La FW41 porte l’écrasante responsabilité de devoir ramener Williams aux avant-postes. Ses géniteurs, en provenance de Ferrari et de Mercedes, lui ont donc donné un double pedigree prestigieux. Associant des solutions vues sur les W08 et SF70H de 2017, la nouvelle Williams marque une rupture visuelle nette par rapport aux châssis conçus à Grove depuis 2014.

UNE FERRARI BLANCHE

Depuis 2014, les Williams ont toujours été dessinées autour d’une même configuration aérodynamique, qui privilégiait une faible traînée (afin de bénéficier d’une vitesse de pointe élevée) en contrepartie d’un certain déficit d’appui.

La puissance du V6 Mercedes avait permis de compenser cette lacune jusqu’à ce que certains motoristes rattrapent leur retard (Ferrari en l’occurrence) et que d’autres écuries, au profil moins high-tech, saisissent toutes les subtilités techniques de la formule hybride (Force India). Si les FW36 et FW37 ont permis à l’équipe de décrocher la troisième place au classement des constructeurs en 2014 et 2015, les châssis suivants ont illustré les limites d’un concept vieillissant.

© Williams & Ferrari

D’où le choix de Paddy Lowe de partir d’une page blanche pour sa première Williams en tant que directeur technique.
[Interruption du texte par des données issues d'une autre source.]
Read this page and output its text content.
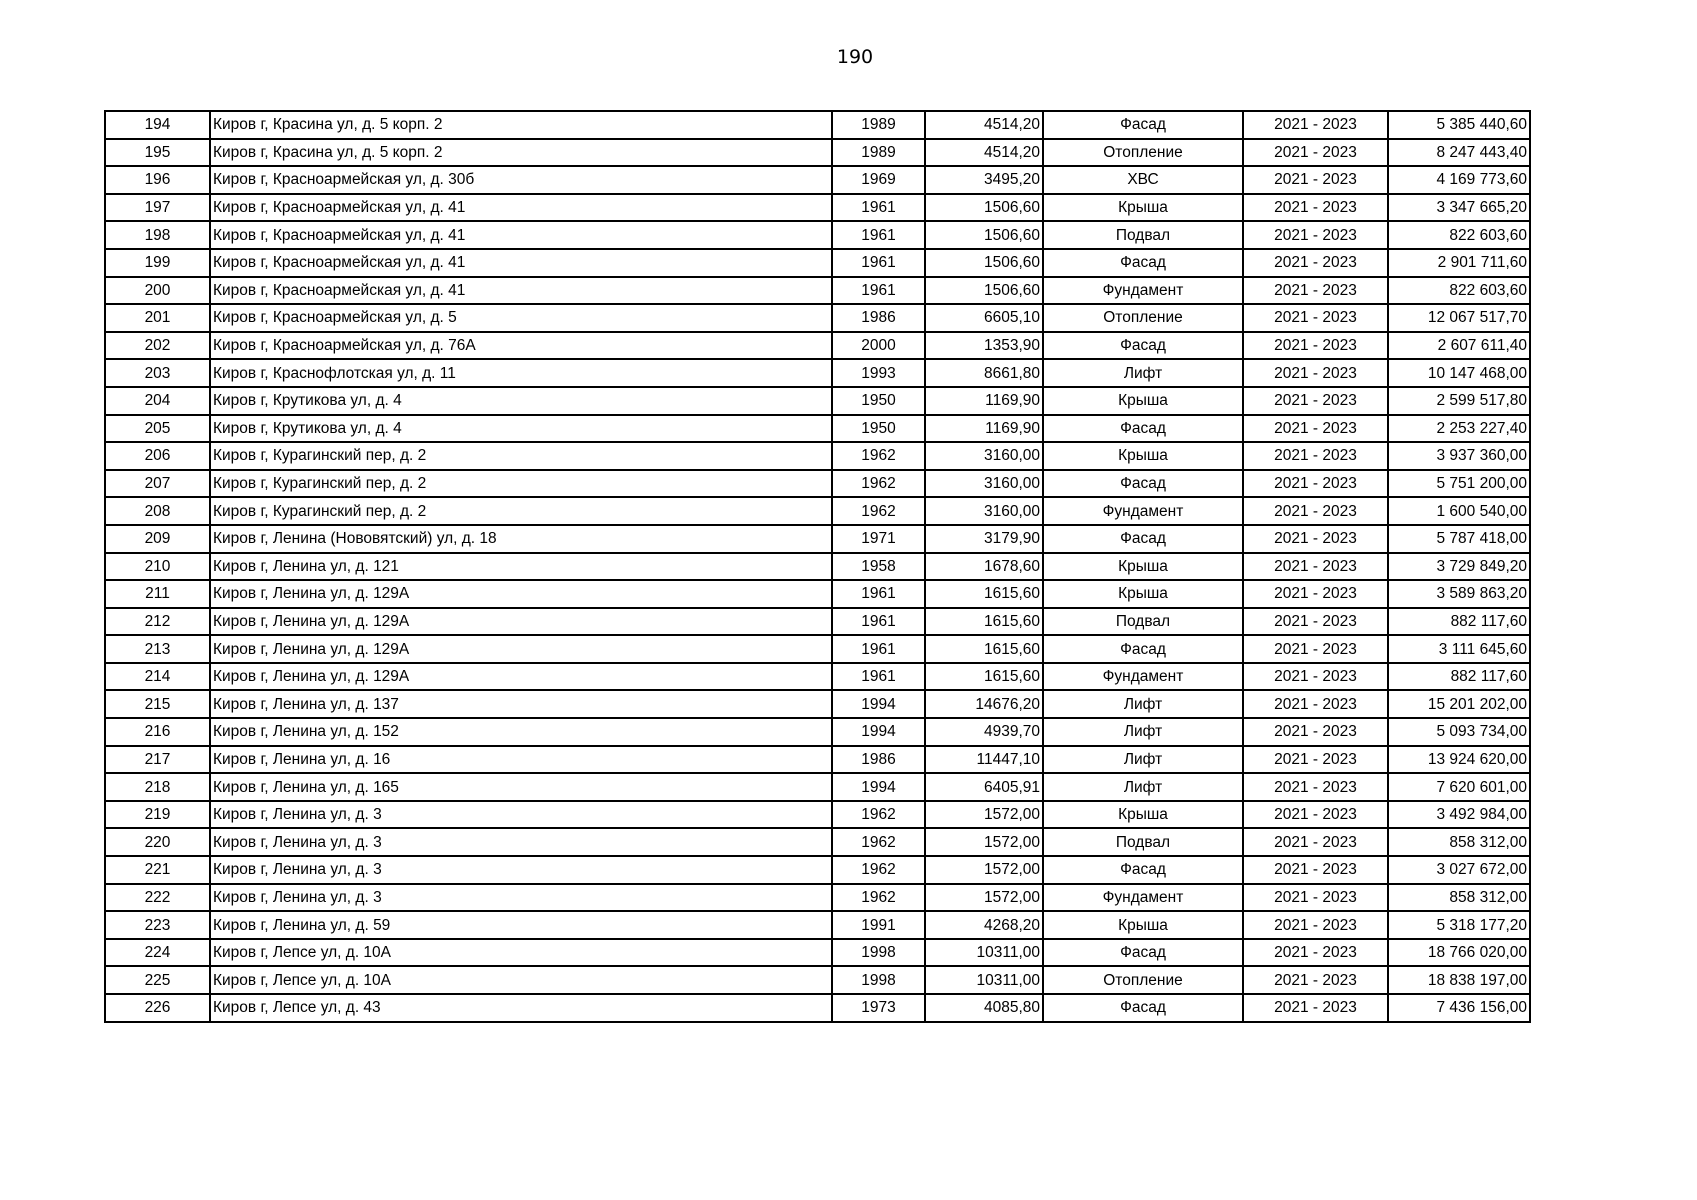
190
194	Киров г, Красина ул, д. 5 корп. 2	1989	4514,20	Фасад	2021 - 2023	5 385 440,60
195	Киров г, Красина ул, д. 5 корп. 2	1989	4514,20	Отопление	2021 - 2023	8 247 443,40
196	Киров г, Красноармейская ул, д. 30б	1969	3495,20	ХВС	2021 - 2023	4 169 773,60
197	Киров г, Красноармейская ул, д. 41	1961	1506,60	Крыша	2021 - 2023	3 347 665,20
198	Киров г, Красноармейская ул, д. 41	1961	1506,60	Подвал	2021 - 2023	822 603,60
199	Киров г, Красноармейская ул, д. 41	1961	1506,60	Фасад	2021 - 2023	2 901 711,60
200	Киров г, Красноармейская ул, д. 41	1961	1506,60	Фундамент	2021 - 2023	822 603,60
201	Киров г, Красноармейская ул, д. 5	1986	6605,10	Отопление	2021 - 2023	12 067 517,70
202	Киров г, Красноармейская ул, д. 76А	2000	1353,90	Фасад	2021 - 2023	2 607 611,40
203	Киров г, Краснофлотская ул, д. 11	1993	8661,80	Лифт	2021 - 2023	10 147 468,00
204	Киров г, Крутикова ул, д. 4	1950	1169,90	Крыша	2021 - 2023	2 599 517,80
205	Киров г, Крутикова ул, д. 4	1950	1169,90	Фасад	2021 - 2023	2 253 227,40
206	Киров г, Курагинский пер, д. 2	1962	3160,00	Крыша	2021 - 2023	3 937 360,00
207	Киров г, Курагинский пер, д. 2	1962	3160,00	Фасад	2021 - 2023	5 751 200,00
208	Киров г, Курагинский пер, д. 2	1962	3160,00	Фундамент	2021 - 2023	1 600 540,00
209	Киров г, Ленина (Нововятский) ул, д. 18	1971	3179,90	Фасад	2021 - 2023	5 787 418,00
210	Киров г, Ленина ул, д. 121	1958	1678,60	Крыша	2021 - 2023	3 729 849,20
211	Киров г, Ленина ул, д. 129А	1961	1615,60	Крыша	2021 - 2023	3 589 863,20
212	Киров г, Ленина ул, д. 129А	1961	1615,60	Подвал	2021 - 2023	882 117,60
213	Киров г, Ленина ул, д. 129А	1961	1615,60	Фасад	2021 - 2023	3 111 645,60
214	Киров г, Ленина ул, д. 129А	1961	1615,60	Фундамент	2021 - 2023	882 117,60
215	Киров г, Ленина ул, д. 137	1994	14676,20	Лифт	2021 - 2023	15 201 202,00
216	Киров г, Ленина ул, д. 152	1994	4939,70	Лифт	2021 - 2023	5 093 734,00
217	Киров г, Ленина ул, д. 16	1986	11447,10	Лифт	2021 - 2023	13 924 620,00
218	Киров г, Ленина ул, д. 165	1994	6405,91	Лифт	2021 - 2023	7 620 601,00
219	Киров г, Ленина ул, д. 3	1962	1572,00	Крыша	2021 - 2023	3 492 984,00
220	Киров г, Ленина ул, д. 3	1962	1572,00	Подвал	2021 - 2023	858 312,00
221	Киров г, Ленина ул, д. 3	1962	1572,00	Фасад	2021 - 2023	3 027 672,00
222	Киров г, Ленина ул, д. 3	1962	1572,00	Фундамент	2021 - 2023	858 312,00
223	Киров г, Ленина ул, д. 59	1991	4268,20	Крыша	2021 - 2023	5 318 177,20
224	Киров г, Лепсе ул, д. 10А	1998	10311,00	Фасад	2021 - 2023	18 766 020,00
225	Киров г, Лепсе ул, д. 10А	1998	10311,00	Отопление	2021 - 2023	18 838 197,00
226	Киров г, Лепсе ул, д. 43	1973	4085,80	Фасад	2021 - 2023	7 436 156,00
Inaugurant une nouvelle philosophie, la FW41 est la première Williams dessinée par Dirk De Beer. Arrivé en fin d’année passée à Grove en même temps que Lowe, l’aérodynamicien britannique avait auparavant collaboré étroitement avec James Allison à Enstone (de 2008 à 2013) puis à Maranello (2013-2017) en tant que chef aéro. Sur la Williams, il a repris telle quelle la construction des pontons qu’il avait créée sur la Ferrari SF70 de l’an passé. La filiation entre les deux machine est assez évident quand on les compare longitudinalement (voyez la dernière page).

Pour le dire simplement, les ouvertures proprement dites sont très reculées et sont précédées par une structure constituée, sur le dessus, par un déflecteur et, sur le dessous, par une structure d’impact profilée.